彼は今までいろんなバイトをしてきたが、クビになるのを恐れたことは一度もない。いつ辞めることになっても別に困らなかった。そんな祐介には苛立ちを抑える必要もない。S氏に対する受け答えは雑になっていった。当然S氏も祐介の無礼な態度はおもしろくない。2人の間に、ただならぬ雰囲気が漂ってきた。

最終的に起爆剤となったのはS氏のセリフであった。
「それにしてもメンチとコロッケ、普通は見たら分かるけどなぁ」
祐介はその言葉に『お前は普通以下だよ』という侮辱を感じた。腹に溜まっていたマグマが一瞬で爆発した。
「片方はメンチだよってSさんも一言くれればよかったじゃないですか。あの状況なら誰でも俺と同じ勘違いをすると思います。俺以外の従業員に、さっきと同じ状況でどうするか試してみてくださいよ。もしそいつがメンチとコロッケの違いに気づけるんなら、俺の不注意だったと謝りますから」

おそらくS氏は従業員にキレ返されたことがなかったのだろう。唖然として少し動揺したように見えた。祐介の言葉には答えないで、独り言のようにこう愚痴った。
「この忙しいときに、また一から揚げねえといけねぇじゃんかよ」
祐介はその言葉を無視し仕事に戻った。理不尽と戦って勝ったような気持ちよさがあった。

それからのS氏は、態度が落ち着いていった。祐介はそんなS氏に気づくと、なんだか可哀想に思えてきた。普段温厚で優しいS氏を思い出したのだ。S氏の怒りはパニックによるもので、悪意はないと知っている。

人は誰でも不機嫌になってしまうときがある。睡眠不足だったり、不運に見舞われたり、体調が悪いときに、人は不機嫌になってしまう。看護師に悪意をぶつける入院患者がいるように、機嫌が悪くて他人に迷惑をかけたくなるときもある。
S氏もあまりの忙しさにキャパオーバーする。パニックになる。むろん自分の容量不足だと考えることはない。誰かのせいにしたくなる。そんなときにミスした従業員は、不幸にも的にされる。

理不尽な怒りに対してキレたことに祐介は後悔していない。

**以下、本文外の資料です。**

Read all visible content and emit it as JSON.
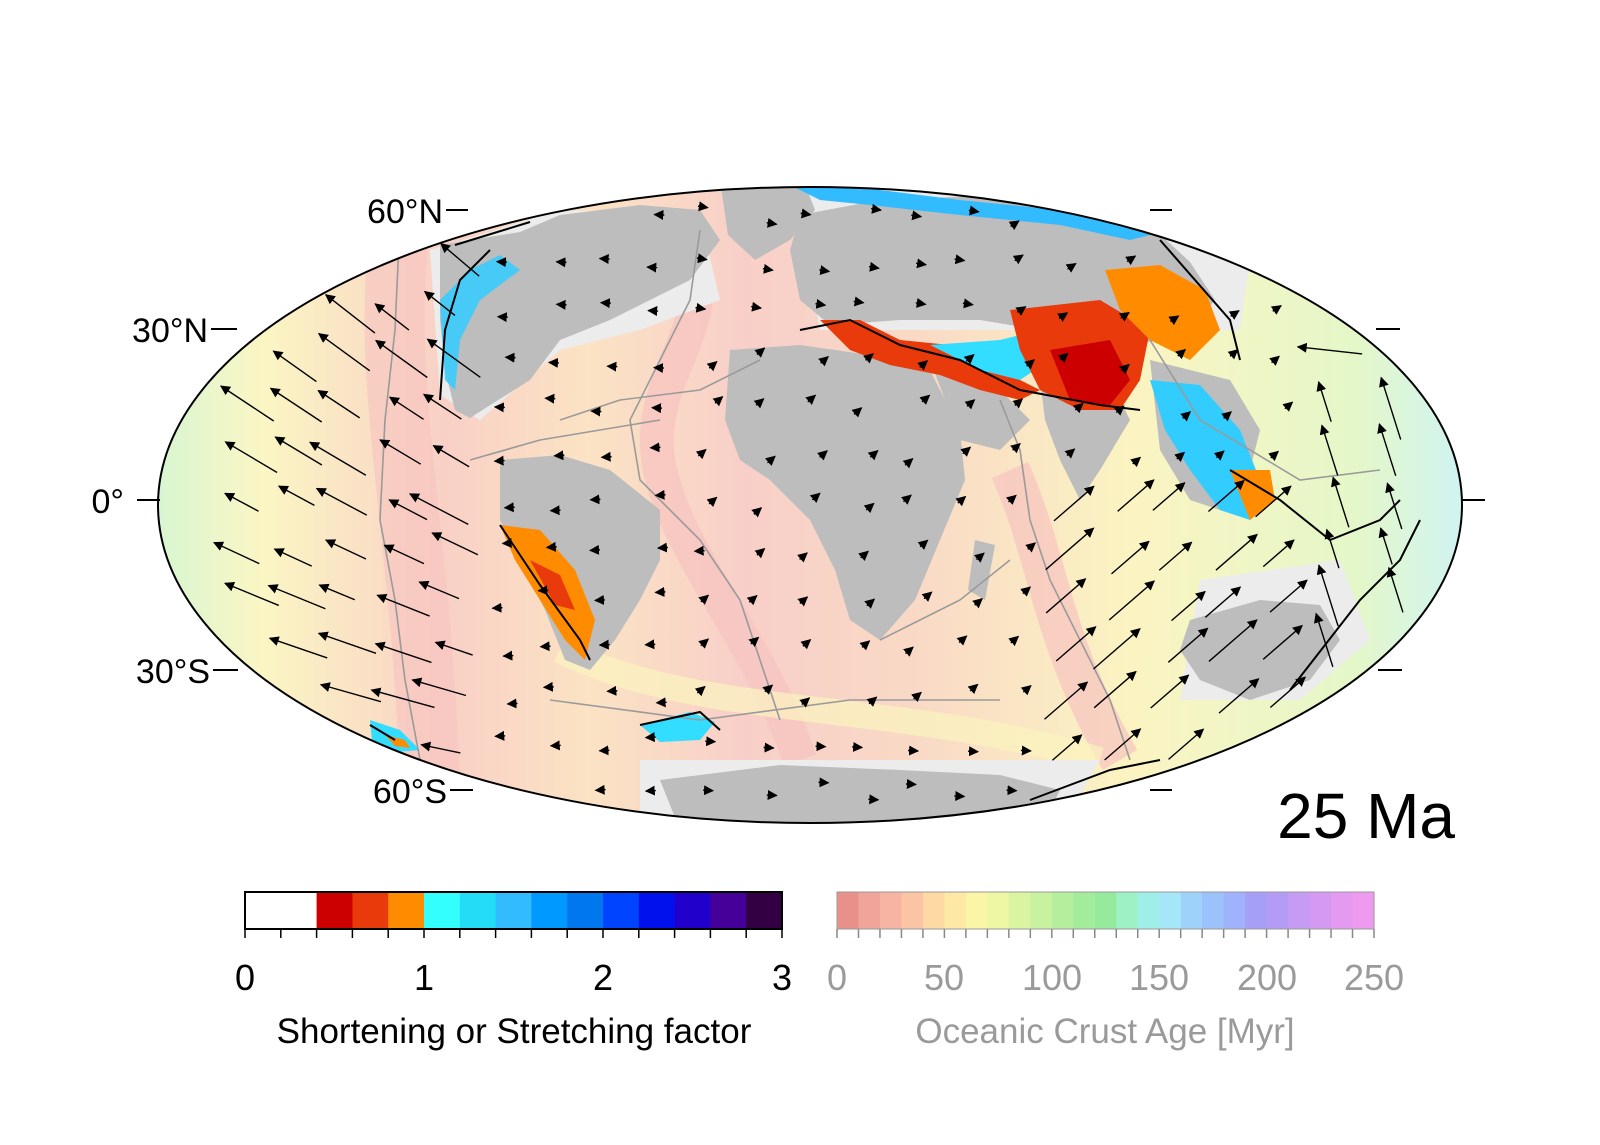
{
  "map": {
    "age_label": "25 Ma",
    "lat_labels": {
      "n60": "60°N",
      "n30": "30°N",
      "eq": "0°",
      "s30": "30°S",
      "s60": "60°S"
    }
  },
  "colorbar_factor": {
    "title": "Shortening or Stretching factor",
    "ticks": [
      "0",
      "1",
      "2",
      "3"
    ],
    "colors": [
      "#ffffff",
      "#ffffff",
      "#cc0000",
      "#e83a0a",
      "#ff8c00",
      "#33ffff",
      "#22ddf5",
      "#33bbff",
      "#0099ff",
      "#0077ee",
      "#0044ff",
      "#0011ee",
      "#2200cc",
      "#440099",
      "#330044"
    ]
  },
  "colorbar_age": {
    "title": "Oceanic Crust Age [Myr]",
    "ticks": [
      "0",
      "50",
      "100",
      "150",
      "200",
      "250"
    ],
    "colors": [
      "#e8908a",
      "#f0a49a",
      "#f7b4a3",
      "#fbc4a4",
      "#fdd9a4",
      "#fde8a6",
      "#fbf5a6",
      "#eef7a3",
      "#daf5a1",
      "#c8f29f",
      "#b5ef9d",
      "#a3ec9c",
      "#96ea9c",
      "#9ef0c5",
      "#9fefe8",
      "#a5e6f8",
      "#9fd2fb",
      "#9bc2fb",
      "#9fb2fb",
      "#a69ff8",
      "#b49cf6",
      "#c69bf5",
      "#d49af3",
      "#e39af0",
      "#ee9aef"
    ]
  },
  "colors": {
    "continent": "#bdbdbd",
    "shelf": "#ececec",
    "ocean_young": "#f9c9c3",
    "ocean_mid": "#fbf4bf",
    "ocean_old": "#d4f5c8",
    "boundary": "#9a9a9a",
    "arrow": "#000000"
  }
}
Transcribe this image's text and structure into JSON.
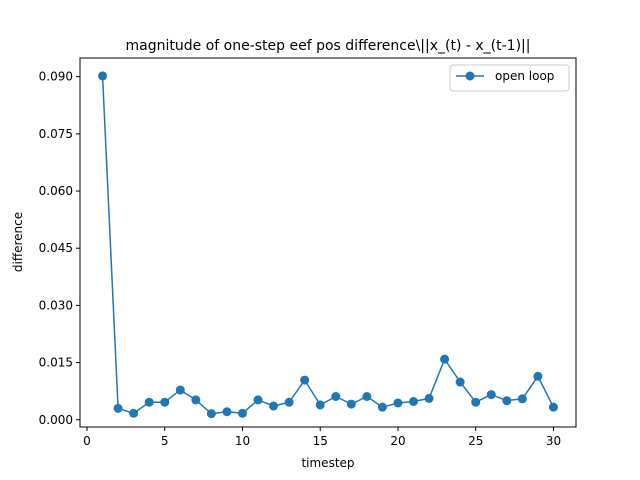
{
  "chart_data": {
    "type": "line",
    "title": "magnitude of one-step eef pos difference\\||x_(t) - x_(t-1)||",
    "xlabel": "timestep",
    "ylabel": "difference",
    "xlim": [
      -0.45,
      31.45
    ],
    "ylim": [
      -0.0019,
      0.0949
    ],
    "xticks": [
      0,
      5,
      10,
      15,
      20,
      25,
      30
    ],
    "xtick_labels": [
      "0",
      "5",
      "10",
      "15",
      "20",
      "25",
      "30"
    ],
    "yticks": [
      0.0,
      0.015,
      0.03,
      0.045,
      0.06,
      0.075,
      0.09
    ],
    "ytick_labels": [
      "0.000",
      "0.015",
      "0.030",
      "0.045",
      "0.060",
      "0.075",
      "0.090"
    ],
    "grid": false,
    "legend_position": "top-right",
    "series": [
      {
        "name": "open loop",
        "color": "#1f77b4",
        "marker": "circle",
        "x": [
          1,
          2,
          3,
          4,
          5,
          6,
          7,
          8,
          9,
          10,
          11,
          12,
          13,
          14,
          15,
          16,
          17,
          18,
          19,
          20,
          21,
          22,
          23,
          24,
          25,
          26,
          27,
          28,
          29,
          30
        ],
        "values": [
          0.0902,
          0.003,
          0.0017,
          0.0046,
          0.0046,
          0.0078,
          0.0052,
          0.0016,
          0.0021,
          0.0017,
          0.0052,
          0.0036,
          0.0046,
          0.0104,
          0.0039,
          0.0061,
          0.0041,
          0.0061,
          0.0033,
          0.0044,
          0.0048,
          0.0056,
          0.0159,
          0.0099,
          0.0046,
          0.0066,
          0.005,
          0.0055,
          0.0114,
          0.0033
        ]
      }
    ]
  }
}
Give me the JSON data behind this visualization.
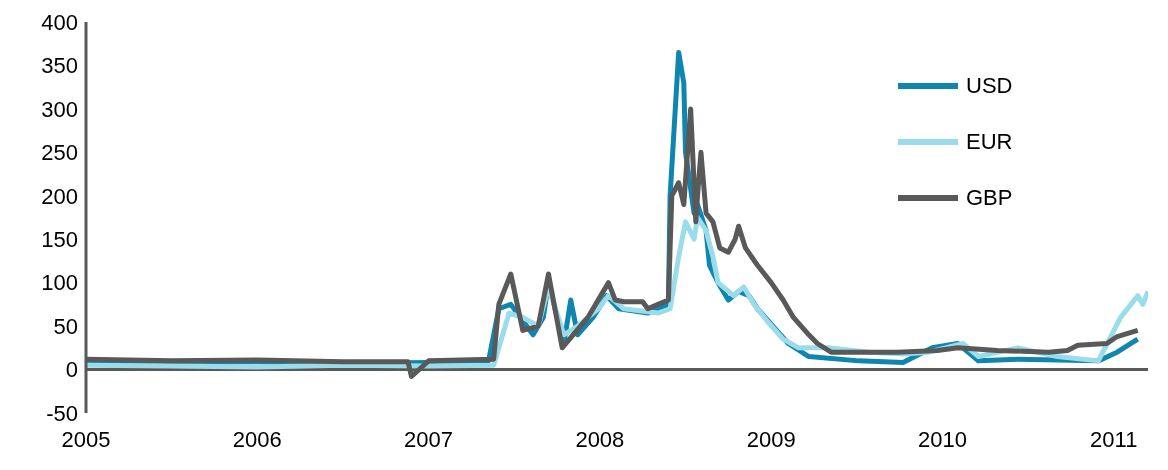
{
  "chart_data": {
    "type": "line",
    "ylim": [
      -50,
      400
    ],
    "yticks": [
      -50,
      0,
      50,
      100,
      150,
      200,
      250,
      300,
      350,
      400
    ],
    "xlim": [
      2005,
      2011.2
    ],
    "xticks": [
      2005,
      2006,
      2007,
      2008,
      2009,
      2010,
      2011
    ],
    "legend": "top right",
    "grid": false,
    "marker": "none",
    "line_style": "solid",
    "series": [
      {
        "name": "USD",
        "color": "#0e86b0",
        "x": [
          2005,
          2005.5,
          2006,
          2006.5,
          2007,
          2007.35,
          2007.41,
          2007.48,
          2007.61,
          2007.67,
          2007.7,
          2007.79,
          2007.83,
          2007.87,
          2007.96,
          2008.04,
          2008.11,
          2008.28,
          2008.4,
          2008.41,
          2008.46,
          2008.49,
          2008.5,
          2008.55,
          2008.57,
          2008.62,
          2008.64,
          2008.69,
          2008.75,
          2008.81,
          2008.87,
          2008.92,
          2009.01,
          2009.1,
          2009.22,
          2009.51,
          2009.77,
          2009.94,
          2010.09,
          2010.21,
          2010.44,
          2010.91,
          2011.02,
          2011.14
        ],
        "values": [
          10,
          8,
          9,
          7,
          8,
          10,
          70,
          75,
          40,
          60,
          100,
          30,
          80,
          40,
          60,
          85,
          70,
          65,
          75,
          200,
          365,
          330,
          250,
          180,
          190,
          160,
          120,
          100,
          80,
          90,
          85,
          70,
          50,
          30,
          15,
          10,
          8,
          25,
          30,
          10,
          12,
          10,
          20,
          35
        ]
      },
      {
        "name": "EUR",
        "color": "#9adcea",
        "x": [
          2005,
          2005.5,
          2006,
          2006.5,
          2007,
          2007.38,
          2007.47,
          2007.55,
          2007.64,
          2007.7,
          2007.79,
          2007.87,
          2007.99,
          2008.05,
          2008.14,
          2008.34,
          2008.41,
          2008.46,
          2008.5,
          2008.55,
          2008.57,
          2008.62,
          2008.66,
          2008.69,
          2008.78,
          2008.84,
          2008.9,
          2008.98,
          2009.07,
          2009.16,
          2009.33,
          2009.57,
          2009.77,
          2009.92,
          2010.12,
          2010.21,
          2010.44,
          2010.67,
          2010.91,
          2011.04,
          2011.14,
          2011.17,
          2011.2
        ],
        "values": [
          5,
          4,
          3,
          5,
          4,
          5,
          65,
          60,
          50,
          95,
          40,
          50,
          70,
          85,
          70,
          65,
          70,
          130,
          170,
          150,
          175,
          160,
          130,
          100,
          85,
          95,
          75,
          55,
          35,
          25,
          25,
          20,
          18,
          20,
          30,
          15,
          25,
          15,
          10,
          60,
          85,
          75,
          90
        ]
      },
      {
        "name": "GBP",
        "color": "#595959",
        "x": [
          2005,
          2005.5,
          2006,
          2006.5,
          2006.88,
          2006.9,
          2007,
          2007.38,
          2007.41,
          2007.48,
          2007.55,
          2007.64,
          2007.7,
          2007.78,
          2007.93,
          2008.02,
          2008.05,
          2008.09,
          2008.14,
          2008.25,
          2008.28,
          2008.34,
          2008.4,
          2008.42,
          2008.46,
          2008.49,
          2008.53,
          2008.56,
          2008.57,
          2008.59,
          2008.62,
          2008.66,
          2008.7,
          2008.75,
          2008.79,
          2008.81,
          2008.85,
          2008.92,
          2009.0,
          2009.07,
          2009.13,
          2009.22,
          2009.27,
          2009.35,
          2009.74,
          2009.97,
          2010.09,
          2010.32,
          2010.62,
          2010.73,
          2010.79,
          2010.96,
          2011.02,
          2011.14
        ],
        "values": [
          12,
          10,
          11,
          9,
          9,
          -8,
          10,
          12,
          75,
          110,
          45,
          50,
          110,
          25,
          60,
          90,
          100,
          80,
          78,
          78,
          70,
          75,
          80,
          200,
          215,
          190,
          300,
          170,
          200,
          250,
          180,
          170,
          140,
          135,
          150,
          165,
          140,
          120,
          100,
          80,
          60,
          40,
          30,
          20,
          20,
          22,
          25,
          22,
          20,
          22,
          28,
          30,
          38,
          45
        ]
      }
    ]
  }
}
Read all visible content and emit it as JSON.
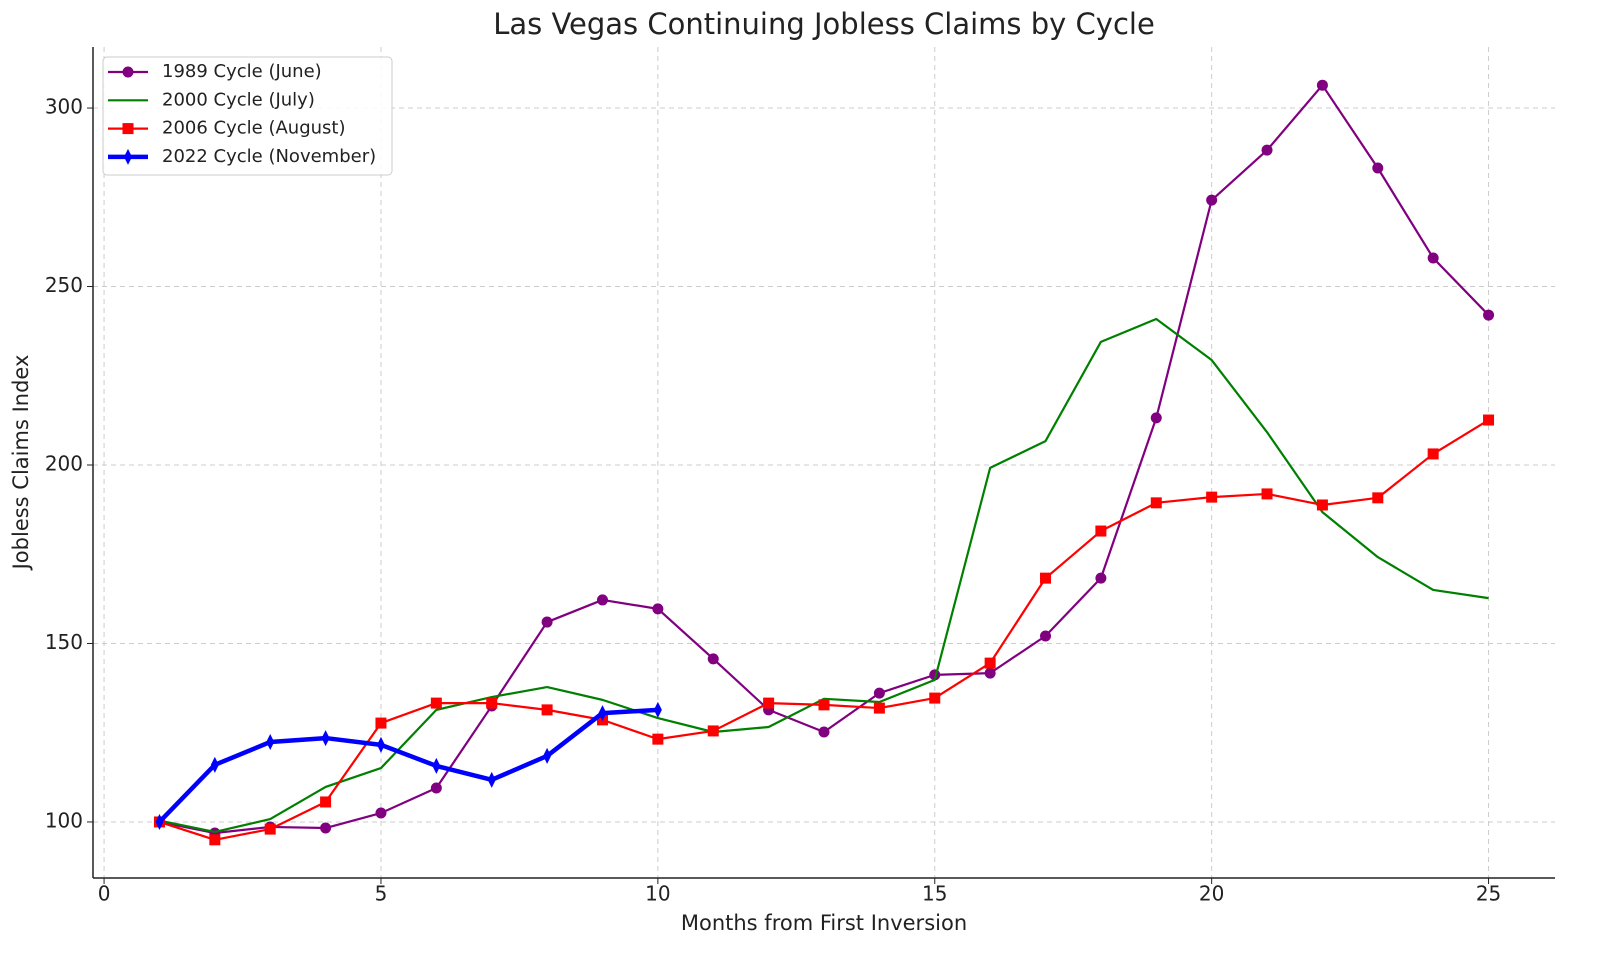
{
  "chart_data": {
    "type": "line",
    "title": "Las Vegas Continuing Jobless Claims by Cycle",
    "x_label": "Months from First Inversion",
    "y_label": "Jobless Claims Index",
    "x": [
      1,
      2,
      3,
      4,
      5,
      6,
      7,
      8,
      9,
      10,
      11,
      12,
      13,
      14,
      15,
      16,
      17,
      18,
      19,
      20,
      21,
      22,
      23,
      24,
      25
    ],
    "series": [
      {
        "name": "1989 Cycle (June)",
        "color": "#800080",
        "marker": "circle",
        "linewidth": 2.2,
        "values": [
          100,
          96.9,
          98.6,
          98.3,
          102.5,
          109.5,
          132.5,
          156,
          162.2,
          159.7,
          145.7,
          131.4,
          125.2,
          136.1,
          141.2,
          141.7,
          152.1,
          168.3,
          213.2,
          274.2,
          288.2,
          306.4,
          283.2,
          258,
          242
        ]
      },
      {
        "name": "2000 Cycle (July)",
        "color": "#008000",
        "marker": "none",
        "linewidth": 2.2,
        "values": [
          100.4,
          97.2,
          100.8,
          109.8,
          115.1,
          131.4,
          135,
          137.8,
          134.2,
          129.1,
          125.2,
          126.6,
          134.5,
          133.6,
          139.8,
          199.2,
          206.7,
          234.5,
          240.9,
          229.4,
          209.2,
          186.8,
          174.2,
          165,
          162.7
        ]
      },
      {
        "name": "2006 Cycle (August)",
        "color": "#ff0000",
        "marker": "square",
        "linewidth": 2.2,
        "values": [
          100,
          95,
          98,
          105.6,
          127.7,
          133.3,
          133.3,
          131.4,
          128.6,
          123.2,
          125.5,
          133.3,
          132.8,
          131.9,
          134.7,
          144.5,
          168.3,
          181.5,
          189.4,
          191,
          191.9,
          188.8,
          190.8,
          203.1,
          212.6
        ]
      },
      {
        "name": "2022 Cycle (November)",
        "color": "#0000ff",
        "marker": "thin-diamond",
        "linewidth": 4.5,
        "values": [
          100,
          116,
          122.4,
          123.5,
          121.6,
          115.7,
          111.8,
          118.5,
          130.5,
          131.4,
          null,
          null,
          null,
          null,
          null,
          null,
          null,
          null,
          null,
          null,
          null,
          null,
          null,
          null,
          null
        ]
      }
    ],
    "xlim": [
      -0.2,
      26.2
    ],
    "xticks": [
      0,
      5,
      10,
      15,
      20,
      25
    ],
    "ylim": [
      84.3,
      317.1
    ],
    "yticks": [
      100,
      150,
      200,
      250,
      300
    ],
    "grid": true,
    "legend": "upper-left"
  }
}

ただ普段の姿に戻ったS氏には切なさを感じる。キレ返したときの動揺した顔に哀れみを感じる。祐介は反省し始めた。
『Sさんは忙しくなって不機嫌になった。俺も忙しくなって確認が疎かになった。ならやっぱりどっちもどっちだ。Sさんも悪いが俺も悪い。ていうかそもそも、俺の要領がもっと良ければ避けれたミスだったんじゃないか。うん、そうだ。Sさんは焦って不機嫌になり、俺は焦って不注意になった。俺が焦らなければ今回のミスは起きなかった。よし、謝ろう。Sさんのご機嫌を取るための謝罪じゃない。自分のミスを素直に認めて謝るだけだ』

お客さんが徐々に帰って、店内は落ち着いった。S氏の手が空いてるのを見計らって側に行く。
祐介の声は少し震えていた。
「Sさん、さっきはすみませんでした。コロッケとメンチを間違えのは俺の確認不足です。忙しくて不注意になっていました。今度から気をつけます。申し訳なかったです」
S氏の顔はすぐにほころび、いつものやさし顔になった。
「いや、俺も悪かった。お互い忙しくてバタバタしてたからな。うん、そんなときもある。謝ってくれてありがとう。俺も悪かったよ。よし、祐、握手しよう」
職人S氏の手は堅い。そして力強かった。
祐介の緊張は弛み、涙が滲んだ。

それ以来、どんなに忙しくなっても、どんなにミスをしても、祐介がキレられることは2度となかった。